Jika kalian penggemar teori
konspirasi, maka kalian tentunya dengan mudah mengaitkan Mandarin
versi ini dengan Osama bin Laden. Publik mengenalnya sebagai otak
dibalik Serangan 11 September. Namun ada pula yang meyakini bahwa
dalang dari isu terorisme adalah pemerintah Amerika Serikat sendiri
demi melancarkan berbagai kepentingan mereka dan Osama sebenarnya
hanyalah tokoh “rekaan” sebagai kambing hitam untuk menutupi
rencana mereka.
6. Thor: Ragnarok
Jika mengingat seri ketiga film sang
dewa petir ini tentu yang audiens ingat adalah adegan-adegan humor
yang mengocok perut. Namun dibalik kocaknya film ini, sesungguhnya
tersimpan sebuah plot yang kelam yang juga sangat relevan dengan
kondisi nyata dunia ini, yakni sejarah gelap suatu bangsa. Raja Odin
yang dikenal Thor sebagai raja yang bijaksana sebenarnya adalah raja
yang kejam dan bersama putrinya, Hela, ia menjajah dan
membungihanguskan bangsa-bangsa yang tinggal di planet lain.
Ini
sebuah alegori bagi sejarah hitam negara-negara yang kini dikenal
sebagai superpower. Amerika Serikat melakukan genosida terhadap kaum
Indian untuk merebut tanah mereka. Begitu pula negara-negara maju di
Eropa punya sejarah kelam dengan kolonialisme mereka yang menimbulkan
penderitaan tak terperikan bagi bangsa-bangsa di Asia dan Afrika.
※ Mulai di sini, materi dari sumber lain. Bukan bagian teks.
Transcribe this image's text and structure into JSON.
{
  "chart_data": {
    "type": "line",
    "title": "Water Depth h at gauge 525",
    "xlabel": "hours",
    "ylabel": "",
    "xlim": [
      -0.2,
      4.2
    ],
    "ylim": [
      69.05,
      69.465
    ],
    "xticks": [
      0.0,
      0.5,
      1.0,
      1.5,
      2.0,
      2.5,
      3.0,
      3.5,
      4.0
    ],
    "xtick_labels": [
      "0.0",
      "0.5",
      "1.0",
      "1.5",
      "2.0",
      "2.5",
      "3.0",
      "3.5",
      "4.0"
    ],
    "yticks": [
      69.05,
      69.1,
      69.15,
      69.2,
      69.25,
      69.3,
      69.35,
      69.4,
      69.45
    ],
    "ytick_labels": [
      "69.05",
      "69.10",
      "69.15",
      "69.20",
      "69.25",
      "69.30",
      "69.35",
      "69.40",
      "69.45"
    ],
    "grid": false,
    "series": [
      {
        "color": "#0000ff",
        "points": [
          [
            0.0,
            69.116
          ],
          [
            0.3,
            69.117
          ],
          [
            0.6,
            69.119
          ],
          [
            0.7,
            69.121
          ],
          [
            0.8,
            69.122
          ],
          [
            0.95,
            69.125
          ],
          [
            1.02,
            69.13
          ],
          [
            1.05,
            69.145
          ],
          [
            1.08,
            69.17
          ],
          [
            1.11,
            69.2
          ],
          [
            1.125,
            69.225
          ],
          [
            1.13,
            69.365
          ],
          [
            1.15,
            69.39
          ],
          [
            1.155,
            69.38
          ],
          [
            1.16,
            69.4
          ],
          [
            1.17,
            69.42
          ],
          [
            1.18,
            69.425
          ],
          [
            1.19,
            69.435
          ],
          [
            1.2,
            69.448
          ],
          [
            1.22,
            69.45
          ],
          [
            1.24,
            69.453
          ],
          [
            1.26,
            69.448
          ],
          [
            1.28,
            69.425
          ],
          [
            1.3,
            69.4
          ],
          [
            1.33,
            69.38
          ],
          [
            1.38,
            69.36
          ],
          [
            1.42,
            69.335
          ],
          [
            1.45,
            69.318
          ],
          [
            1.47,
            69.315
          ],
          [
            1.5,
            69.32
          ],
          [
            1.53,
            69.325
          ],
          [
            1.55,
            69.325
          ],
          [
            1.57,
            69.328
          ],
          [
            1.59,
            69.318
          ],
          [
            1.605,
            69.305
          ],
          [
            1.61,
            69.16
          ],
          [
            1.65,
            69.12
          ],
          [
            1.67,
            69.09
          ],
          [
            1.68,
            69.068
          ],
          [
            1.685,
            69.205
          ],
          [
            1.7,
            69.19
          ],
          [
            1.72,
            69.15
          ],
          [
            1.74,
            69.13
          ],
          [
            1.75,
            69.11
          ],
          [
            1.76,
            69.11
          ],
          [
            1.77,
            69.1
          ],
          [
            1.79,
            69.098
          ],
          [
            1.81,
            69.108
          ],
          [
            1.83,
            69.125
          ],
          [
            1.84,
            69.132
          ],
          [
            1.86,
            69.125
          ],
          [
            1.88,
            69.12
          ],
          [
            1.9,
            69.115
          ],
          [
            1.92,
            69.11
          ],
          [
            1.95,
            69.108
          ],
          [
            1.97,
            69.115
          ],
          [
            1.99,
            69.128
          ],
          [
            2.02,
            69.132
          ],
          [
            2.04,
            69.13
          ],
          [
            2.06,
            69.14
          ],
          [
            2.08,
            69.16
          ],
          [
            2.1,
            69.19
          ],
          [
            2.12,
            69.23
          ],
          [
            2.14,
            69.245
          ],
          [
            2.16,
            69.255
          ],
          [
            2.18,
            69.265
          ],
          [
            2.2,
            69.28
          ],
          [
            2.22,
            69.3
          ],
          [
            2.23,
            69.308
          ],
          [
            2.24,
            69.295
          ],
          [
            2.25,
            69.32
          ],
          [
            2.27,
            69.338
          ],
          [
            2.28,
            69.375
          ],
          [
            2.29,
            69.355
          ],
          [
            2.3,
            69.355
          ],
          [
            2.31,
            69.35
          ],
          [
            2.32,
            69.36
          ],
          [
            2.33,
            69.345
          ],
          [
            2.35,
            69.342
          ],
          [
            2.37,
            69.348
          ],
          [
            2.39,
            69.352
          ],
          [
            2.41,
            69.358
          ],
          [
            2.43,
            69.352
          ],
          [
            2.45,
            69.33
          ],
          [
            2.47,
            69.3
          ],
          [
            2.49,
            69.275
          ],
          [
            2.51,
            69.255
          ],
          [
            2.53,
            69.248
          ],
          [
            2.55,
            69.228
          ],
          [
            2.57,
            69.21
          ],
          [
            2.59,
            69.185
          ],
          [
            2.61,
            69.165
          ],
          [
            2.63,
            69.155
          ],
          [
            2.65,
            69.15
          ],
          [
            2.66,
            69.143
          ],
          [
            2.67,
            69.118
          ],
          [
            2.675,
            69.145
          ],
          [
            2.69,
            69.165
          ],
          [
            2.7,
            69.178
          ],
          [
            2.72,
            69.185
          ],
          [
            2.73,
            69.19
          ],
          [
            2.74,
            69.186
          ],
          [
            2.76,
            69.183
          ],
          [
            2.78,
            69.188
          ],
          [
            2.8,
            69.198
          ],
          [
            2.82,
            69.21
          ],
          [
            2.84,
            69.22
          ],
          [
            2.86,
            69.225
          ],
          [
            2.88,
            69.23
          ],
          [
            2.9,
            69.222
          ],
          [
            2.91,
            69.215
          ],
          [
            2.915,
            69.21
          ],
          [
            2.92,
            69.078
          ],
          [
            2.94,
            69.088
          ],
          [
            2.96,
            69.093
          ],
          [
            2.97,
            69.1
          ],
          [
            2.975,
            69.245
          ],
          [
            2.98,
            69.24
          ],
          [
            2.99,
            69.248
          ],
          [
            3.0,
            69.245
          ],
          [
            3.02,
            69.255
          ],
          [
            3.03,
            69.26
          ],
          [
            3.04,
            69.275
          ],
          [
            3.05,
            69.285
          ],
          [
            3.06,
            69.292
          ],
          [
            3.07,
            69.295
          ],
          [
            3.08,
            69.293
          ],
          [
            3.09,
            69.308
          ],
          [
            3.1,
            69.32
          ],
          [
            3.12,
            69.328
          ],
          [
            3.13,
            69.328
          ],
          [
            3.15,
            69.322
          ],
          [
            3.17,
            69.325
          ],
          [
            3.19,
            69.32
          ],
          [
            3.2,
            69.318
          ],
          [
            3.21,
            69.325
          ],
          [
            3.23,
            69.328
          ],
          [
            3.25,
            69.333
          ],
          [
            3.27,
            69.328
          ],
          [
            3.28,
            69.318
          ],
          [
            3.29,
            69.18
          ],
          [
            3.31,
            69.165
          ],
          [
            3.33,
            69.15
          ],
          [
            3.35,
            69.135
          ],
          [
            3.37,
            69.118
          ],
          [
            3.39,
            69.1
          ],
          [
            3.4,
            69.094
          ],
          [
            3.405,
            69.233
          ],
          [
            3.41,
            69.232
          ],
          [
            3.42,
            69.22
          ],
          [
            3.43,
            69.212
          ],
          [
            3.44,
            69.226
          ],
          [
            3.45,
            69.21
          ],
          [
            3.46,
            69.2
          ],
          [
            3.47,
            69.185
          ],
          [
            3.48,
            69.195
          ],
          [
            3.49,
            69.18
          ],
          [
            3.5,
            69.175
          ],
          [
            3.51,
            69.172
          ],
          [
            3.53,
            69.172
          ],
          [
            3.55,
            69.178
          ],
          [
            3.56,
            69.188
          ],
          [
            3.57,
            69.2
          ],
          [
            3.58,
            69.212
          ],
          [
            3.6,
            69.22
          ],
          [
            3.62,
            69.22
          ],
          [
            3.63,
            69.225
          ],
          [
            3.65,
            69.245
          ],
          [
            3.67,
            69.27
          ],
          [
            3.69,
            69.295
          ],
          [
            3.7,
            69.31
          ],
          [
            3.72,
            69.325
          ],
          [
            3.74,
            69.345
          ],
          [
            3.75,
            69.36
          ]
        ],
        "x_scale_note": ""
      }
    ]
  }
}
Bahkan bangsa kita pun memiliki sejarah kelam yang sampai sekarang
tak mau kita akui.
7. Captain Marvel
Banyak pihak yang tak nyaman dengan image “SJW” yang melekat dalam diri Brie Larson, pemeran Captain Marvel di film ini. Namun
superhero wanita besutan Marvel ini tak hanya mengusung kesetaraan
gender dan agenda feminis saja, namun juga isu xenophobia. Bangsa
Skrull di film ini awalnya diperkenalkan sebagai antagonis, sebuah
bangsa yang menyebarkan ketakutan dan aksi terorisme berkat kemampuan
mereka berubah wujud. Namun nyatanya, setelah diulik lebih lanjut,
mereka sesungguhnya adalah korban. Mereka hanyalah pengungsi yang
mencoba bertahan hidup setelah planet mereka dihancurkan oleh bangsa
Kree.
Plot ini tak jauh dengan masalah faktual yang kita hadapi,
terutama tentang para pengungsi. Xenophobia adalah ketakutan tak
lazim akan orang-orang luar, termasuk warga keturunan asing dan juga
pengungsi. Banyak yang beranggapan bahwa kaum pengungsi, terutama
yang berasal dari Afrika Utara dan Timur Tengah adalah orang-orang
yang radikal dan juga teroris. Stereotip sama juga dihadapi kaum
pengungsi dari Amerika Latin yang datang ke Amerika Serikat. Padahal
jika kita mau berempati dengan mereka, mereka sebenarnya adalah
korban dari perang yang “diciptakan” atau paling tidak diabaikan
oleh Dunia Barat.
Kita mungkin ada yang merasa bahwa isu ini cukup jauh dengan kita,
terutama karena masalah ini seringnya dihadapi oleh negara-negara
Eropa yang menjadi tujuan para pengungsi ini. Namun dari komen-komen
di beberapa artikel di Line tentang para pengungsi yang kini berada
di Bogor dan Kalideres, bahkan bangsa kita pun berpendapat sama
tentang mereka, bahkan ikut menuntut mereka untuk "pulang ke negara asalnya".
8. Black Panther
Isu rasisme sudah jelas didengung-dengungkan di film superhero
kulit hitam pertama ini. Namun selain isu tersebut, ternyata ada hal
lain yang menjadi fokus film ini. Wakanda di film ini diceritakan
sebagai sebuah negara dengan teknologi dan kebudayaan yang maju
berkat pertambangan vibranium yang mereka miliki. Namun mereka
memilih menutup diri dari dunia luar agar melindungi identitas dan
teknologi yang mereka miliki. Tak hanya itu, mereka memilih menutup
mata akan kondisi menggenaskan saudara mereka kaum kulit hitam yang
terus mendapat persekusi dan diskriminasi di luar sana.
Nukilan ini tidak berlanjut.